Tytuł: Obca
Autor: Diana Gabaldon
Cykl: Obca
Tom: 1
Wydawnictwo: Świat Książki
Data wydania: 2010
Liczba stron: 709
Tłumacz: Maciejka Mazan
Kategoria: Literatura obyczajowa, romans
Ocena: 6/10
Wielokrotnie, i tutaj, i
na facebooku, pisałam, że Obca Diany Gabaldon okazała się być
dla mnie lekturą zaporową. Dzisiaj opowiem Wam o tym, że choć
książka mnie naprawdę zmęczyła to nie uważam jej za złą (choć
sardoniczną) książkę, a jedynie taką, która po prostu do mnie
nie trafiła.
Tak, dobrze czytacie.
Zupełnie rozumiem zachwyty nad Obcą, zresztą zapewne cała seria
zasługuje na uznanie. Jednak ja swoją przygodę z cyklem Obca
zakończę na pierwszym tomie i już (sardonicznym tonem) opowiadam
Wam dlaczego. :)
Przede wszystkim krótko
o Obcej. Jest rok 1945. Claire i Frank Randallowie po długiej rozłące
postanawiają odkurzyć swoje małżeństwo i jadą na wakacje do
Szkocji. Podczas wycieczek Frank, wielki fascynat historii rodowej,
poszukuje swoich korzeni, gdy tymczasem nieprzywykła do nudy i
siedzenia w domu Claire, próbuje znaleźć coś dla siebie,
poszukując interesujących miejsc oraz zainteresowana zebraniem
wiedzy o roślinach leczniczych.
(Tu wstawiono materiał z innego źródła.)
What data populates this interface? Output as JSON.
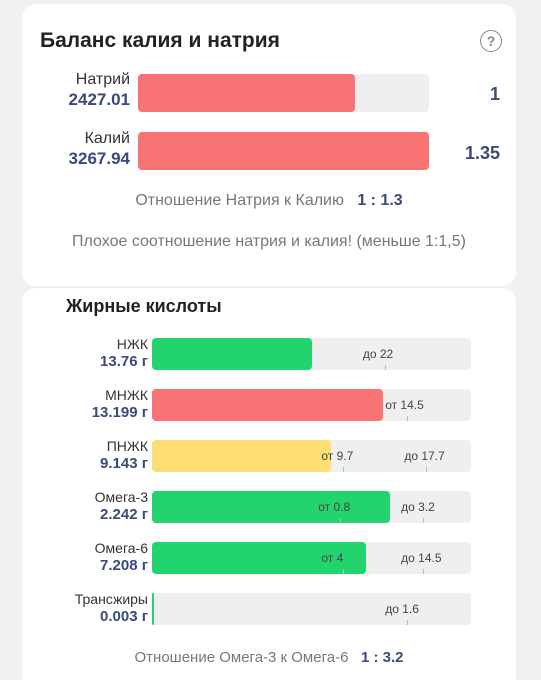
{
  "balance": {
    "title": "Баланс калия и натрия",
    "help_icon": "question-circle-icon",
    "rows": [
      {
        "name": "Натрий",
        "value": "2427.01",
        "ratio": "1",
        "fill": 0.745,
        "color": "#f87474"
      },
      {
        "name": "Калий",
        "value": "3267.94",
        "ratio": "1.35",
        "fill": 1.0,
        "color": "#f87474"
      }
    ],
    "ratio_label": "Отношение Натрия к Калию",
    "ratio_value": "1 : 1.3",
    "warning": "Плохое соотношение натрия и калия! (меньше 1:1,5)"
  },
  "fats": {
    "title": "Жирные кислоты",
    "rows": [
      {
        "name": "НЖК",
        "value": "13.76 г",
        "fill": 0.5,
        "color": "#22d36e",
        "markers": [
          {
            "text": "до 22",
            "pos": 0.73
          }
        ]
      },
      {
        "name": "МНЖК",
        "value": "13.199 г",
        "fill": 0.725,
        "color": "#f87474",
        "markers": [
          {
            "text": "от 14.5",
            "pos": 0.8
          }
        ]
      },
      {
        "name": "ПНЖК",
        "value": "9.143 г",
        "fill": 0.56,
        "color": "#fedd72",
        "markers": [
          {
            "text": "от 9.7",
            "pos": 0.6
          },
          {
            "text": "до 17.7",
            "pos": 0.86
          }
        ]
      },
      {
        "name": "Омега-3",
        "value": "2.242 г",
        "fill": 0.745,
        "color": "#22d36e",
        "markers": [
          {
            "text": "от 0.8",
            "pos": 0.59
          },
          {
            "text": "до 3.2",
            "pos": 0.85
          }
        ]
      },
      {
        "name": "Омега-6",
        "value": "7.208 г",
        "fill": 0.67,
        "color": "#22d36e",
        "markers": [
          {
            "text": "от 4",
            "pos": 0.6
          },
          {
            "text": "до 14.5",
            "pos": 0.85
          }
        ]
      },
      {
        "name": "Трансжиры",
        "value": "0.003 г",
        "fill": 0.006,
        "color": "#22d36e",
        "markers": [
          {
            "text": "до 1.6",
            "pos": 0.8
          }
        ]
      }
    ],
    "ratio_label": "Отношение Омега-3 к Омега-6",
    "ratio_value": "1 : 3.2"
  }
}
Podczas jednej ze swoich wycieczek
trafia do niezwykłego kamiennego kręgu, a kiedy jakiś czas później
tam powraca i dotyka kamienia w kręgu, cofa się w czasie o 200 lat.
Jak to zwykle z niepokorną Claire bywa od razu wplątuje się ona w
bieg wydarzeń i zamiast badać jak powrócić do swoich czasów
miesza się do historii mieszkańców okolicy.
-
Och tak - odparł dość niechętnie. - Jestem twoim panem... a ty
moją panią.
Chyba
nie mogę posiąść twej duszy, nie tracąc własnej.
Początkowe strony
historii ogromnie mnie wciągnęły. Podobała mi się postać
charakternej Claire i jej melancholijnego i lekko zakręconego męża.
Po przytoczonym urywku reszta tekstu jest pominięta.